Oh, this next option, there’s just limitless ways. I call it the FAVOURITES.
What’s your favourite book or your favourite genre of book or movie? There are just so many different options. What’s your favourite breakfast cereal, your favourite hot beverage, cold beverage, favourite holiday destination? You name it. Again, not only are these opportunities to find someone that you connect with and that’s so critical when you’re building relations with people because you are finding something you have in common.
That is one of the first steps towards actually building a relationship and helping people feel more comfortable. And when it starts with something that’s your favourite, more often than not, it’s something that you’re quite willing to share with somebody else. Favourites is a very, very long list.
You’ll never run out of ideas using that as a technique to form random partners.
NUMBERS. Oh my goodness, everyone’s got a mobile phone or a cell phone these days.
So find someone else with the same last digit as you or their street address. I live at number 13. Find someone else in the teens or has the last number the same as you.
Social security number, credit card number. Okay, maybe you don’t want to share that information, but all you’re sharing is the last digit. And honestly, they can make it up.
It does not matter that you’ve invited forms of interaction with other people as you’re looking for others that you have something in common with. Having a little bit of fun and it’s more than likely something they’ve not done before to find a partner. Again, we’re comparing it to the standard pick a partner and everyone finds their friend.

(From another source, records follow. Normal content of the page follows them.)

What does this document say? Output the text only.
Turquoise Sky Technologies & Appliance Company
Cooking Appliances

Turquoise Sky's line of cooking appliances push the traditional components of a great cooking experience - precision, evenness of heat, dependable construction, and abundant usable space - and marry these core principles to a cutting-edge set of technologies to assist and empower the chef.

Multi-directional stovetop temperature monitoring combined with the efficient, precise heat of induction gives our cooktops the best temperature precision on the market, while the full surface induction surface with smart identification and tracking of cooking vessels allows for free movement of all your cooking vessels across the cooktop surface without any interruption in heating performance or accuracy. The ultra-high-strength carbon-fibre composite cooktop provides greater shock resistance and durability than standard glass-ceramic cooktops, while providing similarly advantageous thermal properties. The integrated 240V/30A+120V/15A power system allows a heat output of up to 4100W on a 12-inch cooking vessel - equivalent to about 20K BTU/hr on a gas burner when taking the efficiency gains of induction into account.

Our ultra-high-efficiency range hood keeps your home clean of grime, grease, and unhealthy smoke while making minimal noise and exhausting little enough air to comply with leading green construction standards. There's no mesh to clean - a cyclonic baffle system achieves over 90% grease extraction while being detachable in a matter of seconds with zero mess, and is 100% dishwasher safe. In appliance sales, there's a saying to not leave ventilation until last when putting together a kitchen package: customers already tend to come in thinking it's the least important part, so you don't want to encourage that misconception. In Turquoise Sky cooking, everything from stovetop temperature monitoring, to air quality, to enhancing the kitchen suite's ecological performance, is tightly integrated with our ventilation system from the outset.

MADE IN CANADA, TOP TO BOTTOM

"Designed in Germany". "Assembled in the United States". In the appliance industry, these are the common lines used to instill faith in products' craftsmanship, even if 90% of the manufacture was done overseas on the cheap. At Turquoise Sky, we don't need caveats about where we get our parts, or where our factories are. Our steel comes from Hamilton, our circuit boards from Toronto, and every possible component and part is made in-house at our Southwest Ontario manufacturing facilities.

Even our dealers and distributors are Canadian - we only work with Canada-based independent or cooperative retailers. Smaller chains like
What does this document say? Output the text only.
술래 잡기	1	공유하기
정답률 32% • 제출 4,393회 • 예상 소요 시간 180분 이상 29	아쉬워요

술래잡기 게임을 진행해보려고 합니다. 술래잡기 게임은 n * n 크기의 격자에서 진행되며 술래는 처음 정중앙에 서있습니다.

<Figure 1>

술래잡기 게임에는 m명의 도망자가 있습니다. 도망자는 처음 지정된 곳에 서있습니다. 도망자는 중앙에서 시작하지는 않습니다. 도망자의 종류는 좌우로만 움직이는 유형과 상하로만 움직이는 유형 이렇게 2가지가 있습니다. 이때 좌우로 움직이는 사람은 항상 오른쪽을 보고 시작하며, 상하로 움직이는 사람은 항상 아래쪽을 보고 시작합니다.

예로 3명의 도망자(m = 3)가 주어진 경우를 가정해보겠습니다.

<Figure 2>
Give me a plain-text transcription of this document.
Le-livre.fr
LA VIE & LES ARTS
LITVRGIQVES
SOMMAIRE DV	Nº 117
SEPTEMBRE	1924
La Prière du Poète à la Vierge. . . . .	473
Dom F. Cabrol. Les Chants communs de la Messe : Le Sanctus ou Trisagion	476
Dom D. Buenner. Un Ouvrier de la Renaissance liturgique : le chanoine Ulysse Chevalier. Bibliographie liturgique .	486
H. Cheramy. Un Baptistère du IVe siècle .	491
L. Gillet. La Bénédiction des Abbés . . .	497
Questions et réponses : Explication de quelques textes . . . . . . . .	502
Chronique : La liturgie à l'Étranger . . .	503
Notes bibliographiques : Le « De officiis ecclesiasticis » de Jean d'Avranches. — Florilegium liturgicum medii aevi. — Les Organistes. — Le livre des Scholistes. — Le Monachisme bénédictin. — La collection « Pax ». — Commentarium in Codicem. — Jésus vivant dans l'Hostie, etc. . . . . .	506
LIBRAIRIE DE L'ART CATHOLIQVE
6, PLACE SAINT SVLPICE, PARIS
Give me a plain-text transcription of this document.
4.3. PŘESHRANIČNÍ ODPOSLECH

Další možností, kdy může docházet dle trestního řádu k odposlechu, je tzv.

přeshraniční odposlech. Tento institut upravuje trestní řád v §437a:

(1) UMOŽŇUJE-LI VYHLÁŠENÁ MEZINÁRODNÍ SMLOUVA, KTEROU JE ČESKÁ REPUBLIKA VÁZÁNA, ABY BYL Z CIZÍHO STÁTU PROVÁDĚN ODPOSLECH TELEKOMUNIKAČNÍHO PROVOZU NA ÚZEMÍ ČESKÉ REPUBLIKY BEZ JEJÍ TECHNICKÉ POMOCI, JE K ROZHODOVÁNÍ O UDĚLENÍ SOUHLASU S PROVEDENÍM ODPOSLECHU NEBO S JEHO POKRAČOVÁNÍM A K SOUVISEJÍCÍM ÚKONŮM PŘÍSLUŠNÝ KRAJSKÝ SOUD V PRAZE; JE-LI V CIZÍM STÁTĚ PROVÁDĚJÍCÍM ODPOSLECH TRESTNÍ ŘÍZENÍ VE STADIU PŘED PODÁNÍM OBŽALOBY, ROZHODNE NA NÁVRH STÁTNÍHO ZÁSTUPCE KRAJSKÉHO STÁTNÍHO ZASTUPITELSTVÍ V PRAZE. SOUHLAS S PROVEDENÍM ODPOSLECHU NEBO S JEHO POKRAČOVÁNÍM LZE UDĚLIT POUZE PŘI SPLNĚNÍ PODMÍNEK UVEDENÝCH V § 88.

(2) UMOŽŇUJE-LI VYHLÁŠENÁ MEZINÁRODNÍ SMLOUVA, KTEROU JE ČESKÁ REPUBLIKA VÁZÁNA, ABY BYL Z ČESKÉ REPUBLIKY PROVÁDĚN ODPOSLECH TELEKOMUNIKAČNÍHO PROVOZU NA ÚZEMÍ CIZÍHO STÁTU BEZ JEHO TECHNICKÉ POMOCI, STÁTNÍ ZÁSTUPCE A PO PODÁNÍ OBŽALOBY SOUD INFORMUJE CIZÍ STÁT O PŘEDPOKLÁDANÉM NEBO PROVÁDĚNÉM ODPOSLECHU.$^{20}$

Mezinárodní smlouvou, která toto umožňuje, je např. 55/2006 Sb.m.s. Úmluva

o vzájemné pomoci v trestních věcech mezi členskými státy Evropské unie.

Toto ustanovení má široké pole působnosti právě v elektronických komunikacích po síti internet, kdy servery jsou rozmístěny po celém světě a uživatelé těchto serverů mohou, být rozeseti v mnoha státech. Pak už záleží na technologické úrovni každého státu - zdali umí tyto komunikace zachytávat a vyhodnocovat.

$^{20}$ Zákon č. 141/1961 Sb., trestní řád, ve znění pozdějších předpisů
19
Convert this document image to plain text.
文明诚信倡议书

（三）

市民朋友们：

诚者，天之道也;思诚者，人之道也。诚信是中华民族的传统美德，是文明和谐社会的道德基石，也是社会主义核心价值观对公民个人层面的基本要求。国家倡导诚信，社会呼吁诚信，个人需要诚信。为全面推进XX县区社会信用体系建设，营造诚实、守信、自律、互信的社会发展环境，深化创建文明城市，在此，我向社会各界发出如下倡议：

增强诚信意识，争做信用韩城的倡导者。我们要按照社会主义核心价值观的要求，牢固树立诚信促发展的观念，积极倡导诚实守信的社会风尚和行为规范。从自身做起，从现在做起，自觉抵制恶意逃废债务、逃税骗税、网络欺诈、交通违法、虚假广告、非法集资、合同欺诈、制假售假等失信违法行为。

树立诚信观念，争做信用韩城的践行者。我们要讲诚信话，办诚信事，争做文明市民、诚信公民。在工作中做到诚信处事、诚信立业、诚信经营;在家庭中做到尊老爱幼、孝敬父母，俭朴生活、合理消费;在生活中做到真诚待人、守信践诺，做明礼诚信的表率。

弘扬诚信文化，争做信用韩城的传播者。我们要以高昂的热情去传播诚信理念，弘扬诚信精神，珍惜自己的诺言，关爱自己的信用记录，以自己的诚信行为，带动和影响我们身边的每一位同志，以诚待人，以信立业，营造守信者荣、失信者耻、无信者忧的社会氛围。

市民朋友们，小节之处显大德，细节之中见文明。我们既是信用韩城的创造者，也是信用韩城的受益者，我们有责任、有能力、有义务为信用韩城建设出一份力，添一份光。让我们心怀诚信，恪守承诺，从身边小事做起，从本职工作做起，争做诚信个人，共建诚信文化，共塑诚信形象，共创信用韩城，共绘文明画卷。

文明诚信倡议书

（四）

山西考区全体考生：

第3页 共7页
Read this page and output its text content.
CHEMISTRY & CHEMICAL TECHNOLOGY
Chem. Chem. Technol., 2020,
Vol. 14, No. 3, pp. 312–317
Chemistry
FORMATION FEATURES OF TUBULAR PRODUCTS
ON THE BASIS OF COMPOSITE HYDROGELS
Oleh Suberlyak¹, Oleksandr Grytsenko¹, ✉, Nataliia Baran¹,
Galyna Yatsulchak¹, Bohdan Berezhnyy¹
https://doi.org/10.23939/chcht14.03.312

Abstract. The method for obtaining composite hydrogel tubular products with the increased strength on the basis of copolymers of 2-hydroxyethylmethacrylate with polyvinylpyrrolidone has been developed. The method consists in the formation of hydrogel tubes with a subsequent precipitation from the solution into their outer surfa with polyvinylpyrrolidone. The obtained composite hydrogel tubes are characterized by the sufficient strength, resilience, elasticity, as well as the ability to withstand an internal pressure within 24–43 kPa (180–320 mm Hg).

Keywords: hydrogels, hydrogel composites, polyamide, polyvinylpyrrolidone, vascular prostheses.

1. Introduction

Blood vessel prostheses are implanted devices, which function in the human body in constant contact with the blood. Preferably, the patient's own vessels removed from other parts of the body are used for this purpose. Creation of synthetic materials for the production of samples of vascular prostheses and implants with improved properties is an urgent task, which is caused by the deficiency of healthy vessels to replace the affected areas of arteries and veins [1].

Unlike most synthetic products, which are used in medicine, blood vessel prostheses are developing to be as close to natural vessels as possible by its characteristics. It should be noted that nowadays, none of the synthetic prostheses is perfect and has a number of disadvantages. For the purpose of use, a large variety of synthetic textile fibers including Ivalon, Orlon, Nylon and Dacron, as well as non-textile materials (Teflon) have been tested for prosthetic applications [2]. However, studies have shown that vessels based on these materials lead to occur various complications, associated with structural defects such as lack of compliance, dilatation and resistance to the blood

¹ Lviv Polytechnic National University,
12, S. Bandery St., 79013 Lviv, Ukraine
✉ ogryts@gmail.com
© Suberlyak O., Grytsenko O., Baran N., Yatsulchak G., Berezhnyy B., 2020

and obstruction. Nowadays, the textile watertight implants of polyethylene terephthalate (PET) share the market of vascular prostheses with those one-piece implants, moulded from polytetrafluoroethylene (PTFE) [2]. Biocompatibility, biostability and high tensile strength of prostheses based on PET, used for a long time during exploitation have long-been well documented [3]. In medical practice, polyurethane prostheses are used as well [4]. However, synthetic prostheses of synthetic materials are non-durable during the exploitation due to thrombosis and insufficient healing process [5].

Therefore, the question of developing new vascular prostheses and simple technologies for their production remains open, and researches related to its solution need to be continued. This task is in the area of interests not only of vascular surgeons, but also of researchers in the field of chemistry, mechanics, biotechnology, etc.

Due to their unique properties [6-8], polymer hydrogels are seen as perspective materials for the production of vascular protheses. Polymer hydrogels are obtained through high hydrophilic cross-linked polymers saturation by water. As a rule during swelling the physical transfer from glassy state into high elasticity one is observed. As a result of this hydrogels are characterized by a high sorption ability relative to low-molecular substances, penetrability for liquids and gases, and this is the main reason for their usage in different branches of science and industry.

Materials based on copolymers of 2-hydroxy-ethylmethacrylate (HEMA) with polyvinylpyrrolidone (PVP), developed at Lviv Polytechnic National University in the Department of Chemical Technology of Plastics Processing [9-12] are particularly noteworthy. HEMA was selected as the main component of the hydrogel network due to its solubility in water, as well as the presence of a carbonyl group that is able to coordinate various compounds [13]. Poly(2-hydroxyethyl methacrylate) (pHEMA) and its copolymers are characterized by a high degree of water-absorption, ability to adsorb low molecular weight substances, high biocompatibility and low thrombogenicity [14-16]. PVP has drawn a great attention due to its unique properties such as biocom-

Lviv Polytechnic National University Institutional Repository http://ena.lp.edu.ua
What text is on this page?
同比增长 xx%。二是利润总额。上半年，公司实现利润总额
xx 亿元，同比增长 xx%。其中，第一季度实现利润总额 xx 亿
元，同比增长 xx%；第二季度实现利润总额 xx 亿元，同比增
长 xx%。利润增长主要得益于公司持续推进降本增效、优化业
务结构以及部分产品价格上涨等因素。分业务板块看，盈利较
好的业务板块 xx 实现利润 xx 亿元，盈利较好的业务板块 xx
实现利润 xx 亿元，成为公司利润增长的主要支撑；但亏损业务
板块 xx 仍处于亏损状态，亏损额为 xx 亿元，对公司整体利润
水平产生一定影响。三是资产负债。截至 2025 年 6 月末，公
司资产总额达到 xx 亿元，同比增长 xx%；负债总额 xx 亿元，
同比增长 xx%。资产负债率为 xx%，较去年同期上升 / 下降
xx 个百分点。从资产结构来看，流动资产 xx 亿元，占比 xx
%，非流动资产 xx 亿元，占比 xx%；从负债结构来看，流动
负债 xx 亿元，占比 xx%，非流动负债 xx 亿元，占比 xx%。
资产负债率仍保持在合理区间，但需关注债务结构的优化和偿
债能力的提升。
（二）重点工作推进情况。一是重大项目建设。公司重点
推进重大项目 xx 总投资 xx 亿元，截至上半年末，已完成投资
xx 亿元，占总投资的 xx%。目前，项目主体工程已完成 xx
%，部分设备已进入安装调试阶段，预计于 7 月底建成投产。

All right, we’re way past 20 ideas now, but let’s go for one more. And this would be FINGERS. Place your hands behind your back.
It could be two hands. It could be just the one hand. And then on go, simply extend a certain number of fingers on your hand and look for someone with the same number of fingers that are exposed.
So in this case, I’d be looking for someone that has six fingers extended. But if I’m using one hand, it might be just four fingers. Again, as you will have heard through other parts of the content that I share, you’re always honouring choice.
So a question you might have is, well, how do you police that the person who has just joined a partnership actually had the same number? You can’t. You’ll never be able to do that. And there will always, always, always, if people actually follow the rules, it may not actually work out that everyone finds a partner.
I haven’t tried this, but as I was listening, an idea came to mind:
Play a selection of short music clips (or just some music) and have people move around the room in a way that reflects how the music makes them feel .
When the music stops (hopefully they will be well shuffled in the space by then), partner with the person who is physically closest to them.
I like it because it gets people physically active, listening, and expressing themselves, while also moving them away from the people they were sitting with at first.
Terrific idea, Beth. To be sure you get a good mix, I would also add that each time a pair is formed, it must be with a new person, ie to prevent friends from seeking one another out.
It’s more than clear that these proposals have huge advantages over simply choosing somebody you already know well. You learn so much when you have an uninhibited chat with people about their careers, their ambitions, their hobbies, the personal qualities they admire, some of the simple pleasures they enjoy, and some of the difficult issues facing today’s society that are of concern to them. We all have a tendency to assume that others are far stronger and capable than we are. Chats with others quickly reveal how much others share our feelings and anxieties – we all have our strengths and weaknesses and we all make mistakes and hopefully learn from them. As these suggestions emphasize, the important thing is that opening up with other people and sharing thoughts with them should be a fun experience. Laughter will always be the most potent ingredient to encourage effective communication skills, enthusiasm, self-belief – and confidence within open discussion situations. I find these group activity ideas super helpful.
Thanks so much for your thorough contribution Graham, I love it. And you’re so right – making whatever you do fun is the key to helping any strategy be effective.
A pleasure Mark – I am sure there will be a substantial response to your practical suggestions and ideas – all of them convincingly argued and very well presented.